Prep Time 10 minutes
Cook Time 20 minutes
Total Time 30 minutes
Servings: 32 oz
Course: Appetizer, Dip, Side Dish

Equipment

  • oven, food processor

Ingredients
  

  • 6 ripe roma tomatoes, halved
  • 4 tomatillos, papery shell discarded
  • 1 white onion, quartered
  • 1 jalapeno pepper
  • 2 habanero peppers
  • 6-8 garlic cloves
  • ½ bunch cilantro
  • 1 lime, juiced
  • ½ tsp ground cumin
  • ½ tsp vegan "no chicken" bouillon
  • 1 tsp salt, plus more to taste
  • ½ tsp maple syrup

Method
 

  1. Preheat your oven to the broil setting on high.
  2. Arrange the tomatoes cut side up, the tomatillos, onion, jalapeño, habanero, and garlic in a large cast iron skillet.

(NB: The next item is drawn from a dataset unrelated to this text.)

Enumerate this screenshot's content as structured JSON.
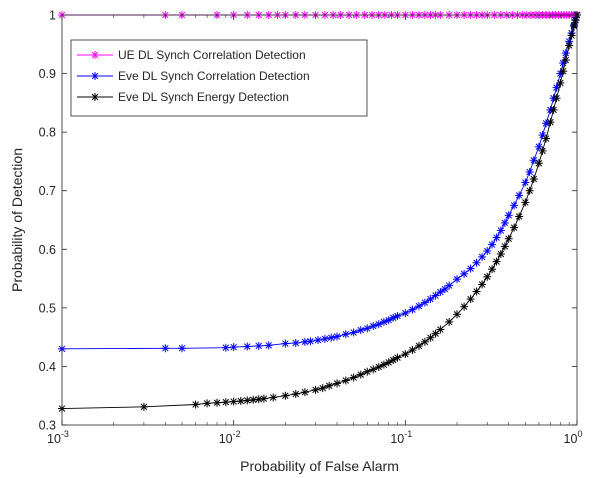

Optional to brush all the ingredients with olive oil. Transfer to the oven and roast for 10-20 minutes, flipping everything except the tomatoes halfway through, and watching the garlic carefully to make sure it doesn't burn - I pulled mine out a few minutes earlier than everything else.
  3. Once the ingredients are nicely charred. Remove from the oven to let cool for a few minutes before transferring to a food processor and adding the cilantro, lime juice, cumin, bouillon, salt and maple syrup. Puree or pulse, to reach your desired consistency, and season to taste.
  4. Chill in the fridge for at least an hour before enjoying.

*Macros are provided as an estimate for convenience. Your final numbers will vary depending on ingredient brands, substitutions, and how you portion the recipe.